While she is extensively published in her field, Wood's work spans past the edges of psychology to other areas such as social work, health sciences and chemistry. From co-designing collaborative studies with Laurier students focused on academic integrity, to working with faculty colleagues in chemistry and biochemistry to further the research on metacognition, Wood creates an environment of openness on campus. She calls this a "cross-play" approach.

"It is important to participate in experiences outside the bounds of our particular field," says Wood. "Eliminating the barriers to access across different departments and engaging students in this process is key."

Wood actively encourages undergraduate students outside of her department to join her lab. By inviting students from different areas to teach each other, Wood facilitates an environment where everyone is able to contribute a unique perspective.

"This is what I love about Eileen, her lab is treated as an extension of her family," says third-year health sciences student Jonah Cooper. "She provides support when we need it and gives us the chance to return the favour."

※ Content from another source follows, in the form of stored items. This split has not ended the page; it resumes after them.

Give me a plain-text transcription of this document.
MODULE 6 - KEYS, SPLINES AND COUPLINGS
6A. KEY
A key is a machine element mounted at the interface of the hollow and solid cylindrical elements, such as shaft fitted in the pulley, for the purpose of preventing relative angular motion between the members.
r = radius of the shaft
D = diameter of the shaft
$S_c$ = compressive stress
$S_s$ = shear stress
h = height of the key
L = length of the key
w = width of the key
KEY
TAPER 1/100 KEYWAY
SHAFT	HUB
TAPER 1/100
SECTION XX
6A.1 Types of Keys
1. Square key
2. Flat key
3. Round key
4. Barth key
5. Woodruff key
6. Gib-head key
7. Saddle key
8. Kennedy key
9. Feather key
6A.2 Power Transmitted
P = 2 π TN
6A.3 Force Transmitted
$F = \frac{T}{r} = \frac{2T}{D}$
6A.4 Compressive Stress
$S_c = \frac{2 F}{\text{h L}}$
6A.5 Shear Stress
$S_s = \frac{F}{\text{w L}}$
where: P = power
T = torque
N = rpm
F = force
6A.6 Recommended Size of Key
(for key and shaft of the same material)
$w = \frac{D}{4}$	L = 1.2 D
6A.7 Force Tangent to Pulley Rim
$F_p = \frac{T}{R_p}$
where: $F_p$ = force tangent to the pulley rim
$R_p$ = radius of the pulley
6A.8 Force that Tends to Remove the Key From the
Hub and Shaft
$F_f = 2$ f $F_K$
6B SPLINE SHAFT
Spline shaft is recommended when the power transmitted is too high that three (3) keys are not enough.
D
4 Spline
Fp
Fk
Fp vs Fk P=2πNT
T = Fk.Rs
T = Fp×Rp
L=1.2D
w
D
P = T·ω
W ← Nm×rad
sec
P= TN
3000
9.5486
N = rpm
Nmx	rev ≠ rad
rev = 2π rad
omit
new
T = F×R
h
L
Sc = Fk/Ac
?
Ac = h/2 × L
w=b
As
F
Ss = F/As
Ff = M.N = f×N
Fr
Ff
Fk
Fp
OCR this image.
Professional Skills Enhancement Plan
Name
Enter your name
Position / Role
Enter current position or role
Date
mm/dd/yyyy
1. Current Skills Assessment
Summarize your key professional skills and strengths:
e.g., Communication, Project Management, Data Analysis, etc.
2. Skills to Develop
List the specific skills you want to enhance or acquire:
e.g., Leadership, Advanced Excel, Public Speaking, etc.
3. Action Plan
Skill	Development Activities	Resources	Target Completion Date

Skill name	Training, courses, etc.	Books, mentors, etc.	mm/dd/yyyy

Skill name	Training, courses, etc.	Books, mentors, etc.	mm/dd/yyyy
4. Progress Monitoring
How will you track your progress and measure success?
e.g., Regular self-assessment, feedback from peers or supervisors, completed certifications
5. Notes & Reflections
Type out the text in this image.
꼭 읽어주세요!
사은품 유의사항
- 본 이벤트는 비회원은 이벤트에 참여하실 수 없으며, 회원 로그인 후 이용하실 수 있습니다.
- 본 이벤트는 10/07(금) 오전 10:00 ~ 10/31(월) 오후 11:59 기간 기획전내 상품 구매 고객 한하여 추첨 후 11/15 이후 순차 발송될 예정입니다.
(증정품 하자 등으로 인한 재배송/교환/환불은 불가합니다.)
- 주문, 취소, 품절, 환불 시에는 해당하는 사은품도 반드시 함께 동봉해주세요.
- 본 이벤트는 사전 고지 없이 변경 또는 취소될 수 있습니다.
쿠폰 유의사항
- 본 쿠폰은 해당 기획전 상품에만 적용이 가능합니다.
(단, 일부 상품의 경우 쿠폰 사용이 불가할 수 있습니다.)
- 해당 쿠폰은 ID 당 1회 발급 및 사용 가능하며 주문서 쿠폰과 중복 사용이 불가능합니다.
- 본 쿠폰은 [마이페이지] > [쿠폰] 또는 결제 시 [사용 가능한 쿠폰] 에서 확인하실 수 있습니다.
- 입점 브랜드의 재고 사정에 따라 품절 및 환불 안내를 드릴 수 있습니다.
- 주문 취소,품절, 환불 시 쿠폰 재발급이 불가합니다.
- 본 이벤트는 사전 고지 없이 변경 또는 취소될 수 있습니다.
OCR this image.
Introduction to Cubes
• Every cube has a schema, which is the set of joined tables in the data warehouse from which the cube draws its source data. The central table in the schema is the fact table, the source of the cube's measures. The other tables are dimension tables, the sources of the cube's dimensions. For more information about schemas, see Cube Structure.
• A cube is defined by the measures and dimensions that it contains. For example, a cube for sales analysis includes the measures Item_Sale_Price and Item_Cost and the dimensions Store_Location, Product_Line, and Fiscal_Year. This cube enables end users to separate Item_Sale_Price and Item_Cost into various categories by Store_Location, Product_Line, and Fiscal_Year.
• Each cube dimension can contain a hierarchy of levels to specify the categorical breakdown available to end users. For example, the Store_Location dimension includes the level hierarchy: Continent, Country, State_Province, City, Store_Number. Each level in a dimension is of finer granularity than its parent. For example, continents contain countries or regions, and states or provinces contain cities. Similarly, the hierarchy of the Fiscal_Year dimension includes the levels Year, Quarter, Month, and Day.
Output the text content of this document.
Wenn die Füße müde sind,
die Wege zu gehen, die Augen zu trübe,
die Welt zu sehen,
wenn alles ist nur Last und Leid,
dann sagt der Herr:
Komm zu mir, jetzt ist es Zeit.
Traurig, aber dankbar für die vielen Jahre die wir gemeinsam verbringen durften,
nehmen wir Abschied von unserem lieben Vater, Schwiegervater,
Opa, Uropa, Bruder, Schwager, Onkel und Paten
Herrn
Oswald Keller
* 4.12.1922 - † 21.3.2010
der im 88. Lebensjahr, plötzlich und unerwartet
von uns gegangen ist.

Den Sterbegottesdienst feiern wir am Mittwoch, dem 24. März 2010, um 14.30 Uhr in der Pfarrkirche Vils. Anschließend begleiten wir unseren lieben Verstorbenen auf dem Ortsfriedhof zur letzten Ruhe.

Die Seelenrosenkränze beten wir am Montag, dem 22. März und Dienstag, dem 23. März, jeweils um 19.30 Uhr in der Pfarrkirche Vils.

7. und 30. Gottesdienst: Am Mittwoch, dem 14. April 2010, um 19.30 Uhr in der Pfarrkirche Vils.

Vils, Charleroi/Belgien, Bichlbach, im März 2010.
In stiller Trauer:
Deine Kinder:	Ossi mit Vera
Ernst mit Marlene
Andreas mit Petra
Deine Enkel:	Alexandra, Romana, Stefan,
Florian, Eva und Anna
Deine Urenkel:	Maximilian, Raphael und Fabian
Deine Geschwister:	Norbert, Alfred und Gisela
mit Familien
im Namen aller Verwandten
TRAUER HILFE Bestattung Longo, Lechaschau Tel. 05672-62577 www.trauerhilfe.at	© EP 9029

For Aaron Lewis, a third-year student in the Department of Biology, working with a supervisor outside his own discipline has broadened his horizons.

"Working and researching with the Wood lab has provided me with so many opportunities," says Lewis. "Eileen has a special focus on helping students develop and achieve their learning goals by providing the best project experience."

This approach to supporting undergraduate research comes naturally to Wood. For her, it is critical that students receive more than just a degree in their determined field during their time at Laurier.

"These students are our future in the academic world and beyond," says Wood. "They will support further education, research and development, so it is my job to support them in meaningful ways while they are here."